目下の長期金利は米国の金利上昇の波及を受けて上昇傾向にあるうえ、トランプ氏再選によるインフレ再燃と12月の日銀追加利上げを警戒して、上げる銀行の方が多いと予想しています。
20年前後の長期固定金利の動向
20年固定については2023年まで複数の主要銀行で低金利競争が行われていたのですが、米国の利上げが始まったあたりから20年固定から撤退し、30年や35年固定金利と変わらない水準の金利で連動する傾向が強くなっています。
そのため12月の20年固定金利は超長期固定金利と同様に上げる銀行の方が多いと予想しています。

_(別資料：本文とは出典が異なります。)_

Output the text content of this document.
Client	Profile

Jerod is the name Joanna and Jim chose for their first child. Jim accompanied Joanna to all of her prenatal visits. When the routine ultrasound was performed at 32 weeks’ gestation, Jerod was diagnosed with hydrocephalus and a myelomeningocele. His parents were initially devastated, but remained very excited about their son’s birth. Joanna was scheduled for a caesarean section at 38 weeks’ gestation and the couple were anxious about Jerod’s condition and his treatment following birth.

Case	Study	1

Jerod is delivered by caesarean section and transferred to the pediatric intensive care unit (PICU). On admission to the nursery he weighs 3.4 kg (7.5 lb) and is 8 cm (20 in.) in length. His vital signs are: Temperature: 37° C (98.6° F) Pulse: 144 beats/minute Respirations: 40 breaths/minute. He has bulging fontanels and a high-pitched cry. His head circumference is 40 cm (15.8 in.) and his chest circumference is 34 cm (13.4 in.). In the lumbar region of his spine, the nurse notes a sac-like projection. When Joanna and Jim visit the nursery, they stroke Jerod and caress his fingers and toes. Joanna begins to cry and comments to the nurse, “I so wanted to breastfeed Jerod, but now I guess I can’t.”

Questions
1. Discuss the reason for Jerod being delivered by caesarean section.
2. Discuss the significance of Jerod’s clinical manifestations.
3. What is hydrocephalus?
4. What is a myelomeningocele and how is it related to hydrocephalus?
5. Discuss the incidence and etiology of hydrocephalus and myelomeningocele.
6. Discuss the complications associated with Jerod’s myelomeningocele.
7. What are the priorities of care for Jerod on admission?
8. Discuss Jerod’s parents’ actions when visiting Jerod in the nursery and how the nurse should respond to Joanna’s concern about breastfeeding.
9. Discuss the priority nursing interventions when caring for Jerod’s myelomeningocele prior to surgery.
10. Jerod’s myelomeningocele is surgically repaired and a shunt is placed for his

また、SBI新生銀行の住宅ローンの基準金利については、指標とする市場金利はなく銀行独自の判断によっており、必ずしも長期金利や短期政策金利などの市場金利と連動せず、SBI新生銀行の20年固定は12月も横ばいと予想しています。
10年固定金利の動向
10年固定金利は、各民間銀行が変動金利に次いで主力としている金利タイプで、競争によって下がりやすい傾向のある商品です。

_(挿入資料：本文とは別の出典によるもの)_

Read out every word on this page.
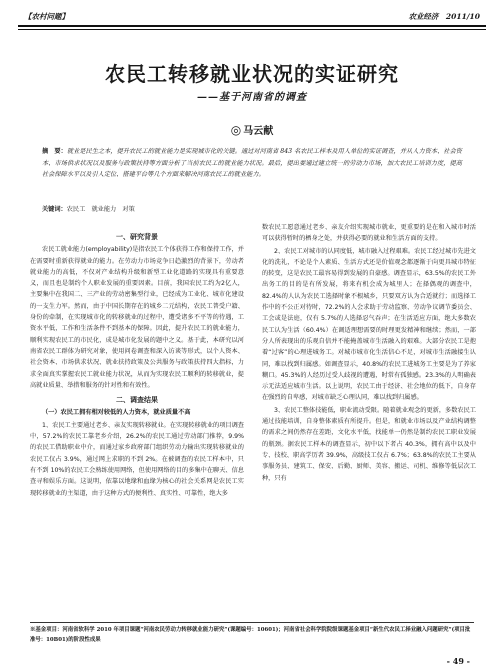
【农村问题】	农业经济　2011/10
农民工转移就业状况的实证研究
——基于河南省的调查
◎ 马云献
摘　要：就业是民生之本，提升农民工的就业能力是实现城市化的关键。通过对河南省 843 名农民工样本及用人单位的实证调查，并从人力资本、社会资本、市场供求状况以及服务与政策扶持等方面分析了当前农民工的就业能力状况。最后，提出要通过建立统一的劳动力市场，加大农民工培训力度，提高社会保障水平以及引人定位、搭建平台等几个方面来解决河南农民工的就业能力。
关键词：农民工　就业能力　对策

一、研究背景

农民工就业能力(employability)是指农民工个体获得工作和保持工作，并在需要时重新获得就业的能力。在劳动力市场竞争日趋激烈的背景下，劳动者就业能力的高低，不仅对产业结构升级和新型工业化道路的实现具有重要意义，而且也是制约个人职业发展的重要因素。目前，我国农民工约为2亿人，主要集中在我国二、三产业的劳动密集型行业，已经成为工业化、城市化建设的一支生力军。然而，由于中国长期存在的城乡二元结构，农民工普受户籍、身份的牵制，在实现城市化的转移就业的过程中，遭受诸多不平等的待遇，工资水平低，工作和生活条件不到基本的保障。因此，提升农民工的就业能力，顺利实现农民工的市民化，成是城市化发展的题中之义。基于此，本研究以河南省农民工群体为研究对象，使用问卷调查和深入访谈等形式，以个人资本、社会资本、市场供求状况、就业扶持政策及公共服务与政策扶持四大指标，力求全面真实掌握农民工就业能力状况，从而为实现农民工顺利的转移就业，提高就业质量、举措和服务的针对性和有效性。

二、调查结果

（一）农民工拥有相对较低的人力资本，就业质量不高

1、农民工主要通过老乡、亲友实现转移就业。在实现转移就业的项目调查中，57.2%的农民工靠老乡介绍，26.2%的农民工通过劳动部门推荐，9.9%的农民工借助职业中介，而通过家乡政府部门组织劳动力输出实现转移就业的农民工仅占 3.9%，通过网上求职的不到 2%。在被调查的农民工样本中，只有不到 10%的农民工会熟练使用网络，但使用网络的目的多集中在聊天、信息查寻和娱乐方面。这说明，依靠以地缘和血缘为核心的社会关系网是农民工实现转移就业的主渠道，由于这种方式的便利性、真实性、可靠性，绝大多

数农民工愿意通过老乡、亲友介绍实现城市就业，更重要的是在和入城市时活可以获得暂时的栖身之处，并获得必要的就业和生活方面的支持。

2、农民工对城市的认同度低，城市融入过程艰难。农民工经过城市先进文化的洗礼，不论是个人素质、生活方式还是价值观念都逐渐于向更具城市特征的转变，这是农民工最容易得到发展的自豪感。调查显示，63.5%的农民工外出务工的目的是有所发展，将来有机会成为城里人；在择偶观的调查中，82.4%的人认为农民工选择时象不根城乡，只要双方认为合适就行；而选择工作中的不公正对待时，72.2%的人会求助于劳动监察、劳动争议调节委员会、工会或是法庭，仅有 5.7%的人选择忍气吞声；在生活适应方面，绝大多数农民工认为生活（60.4%）在调适理想需要的时理更发精神和继续；然而，一部分人所表现出的乐观自信并不能掩盖城市生活融入的艰难。大部分农民工是抱着“过客”的心理进城务工。对城市城市化生活信心不足，对城市生活融接生认同，难以找到归属感。如调查显示，40.8%的农民工进城务工主要是为了养家糊口。45.3%的人经历过受人歧视的遭遇，时常有孤独感。23.3%的人明确表示无法适应城市生活。以上说明，农民工由于经济、社会地位的低下，自身存在强烈的自卑感，对城市缺乏心理认同，难以找到归属感。

3、农民工整体技能低，职业流动受限。随着就业观念的更新，多数农民工通过技能培训，自身整体素质有所提升。但是，和就业市场以及产业结构调整的需求之间仍然存在差距，文化水平低，找能单一仍然是制约农民工职业发展的瓶颈。据农民工样本的调查显示，初中以下者占 40.3%，拥有高中以及中专、技校、职高学历者 39.9%，高级技工仅占 6.7%；63.8%的农民工主要从事服务员、建筑工、保安、后勤、厨师、美容、搬运、司机、维修等低层次工种，只有

※基金项目：河南省软科学 2010 年项目课题“河南农民劳动力转移就业能力研究”(课题编号：10601)；河南省社会科学院院级课题基金项目“新生代农民工择业融入问题研究”(项目批准号：10B01)的阶段性成果
- 49 -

さらに固定期間が比較的短いこともあり、固定金利タイプの中では変動金利に近い低金利となることもあります。
その代わり、その時々の銀行の営業方針や金利の展望によって、大きな振れ幅で上がったり下がったりしやすい金利タイプでもあります。
直近の動向では、上がったり下がったりの繰り返しなのですが、おおむね右肩上がりの緩やかな上昇傾向となっています。
目下の長期金利は米国の金利上昇の波及を受けて上昇傾向にあるうえ、トランプ氏再選によるインフレ再燃と12月の日銀追加利上げを警戒して、上げる銀行の方が多いと予想しています。
変動金利の動向
変動金利は、日銀が金融政策決定会合で決める短期政策金利の影響を受けます。
日銀が政策金利の据え置きを決めた9月の金融政策決定会合の主な意見が公開されており、その金融政策運営に関する意見のなかでは2025年度後半に1%まで利上げしていくことが示唆されています。
同じく据え置きを決めた10月の主な意見でも、2025年度後半と言う時期と1.0%という水準に変更はなく、引き続き日銀の姿勢に変更は無いということになります。
現在の政策金利は0.25%であり、1.0%まであと0.75%です。
一回の利上げが通常0.25%であることに鑑みれば2025年度後半までにあと3回利上げにチャレンジしようとしているわけですね。
11月には会合がありませんが、前述のように新規顧客向けの変動金利を引き下げるりそな銀行の動きが他行に波及すれば下げる銀行も出てくる可能性があります。
まとめ~トランプリスクと35年の住宅ローン
今のところは、トランプ氏の当選を想定したトランプトレード通りの展開が見られます。
また為替は円安に振れていますが、ある程度は織り込み済みであったこともあり、極端な動きにはなっていません。
しかし、金利や為替は極めて多くの要素が絡まり合って形成されるものであり、今後も想定通りに推移するという保証はどこにもありません。
住宅の購入契約の時点で最低一つの住宅ローンで本審査を通し、契約を行うことになりますが、引き渡しと住宅ローンの実行までには数か月のタイムラグがあります。
その間に市場に大きなショックを与えるような事件が起こることは十分に有りうるのです。
購入契約の段階で一つの住宅ローンだけ契約し、その後の情報収集を怠っていると、割高な金利で住宅ローンを借りることになるかもしれません。
この数か月の判断で35年間の毎月返済額が決まります。民間と公的融資、変動と固定など、複数の金利タイプ、金融機関で審査を通しておき、住宅ローンの実行月まではしっかり情報収集するよう努めてください。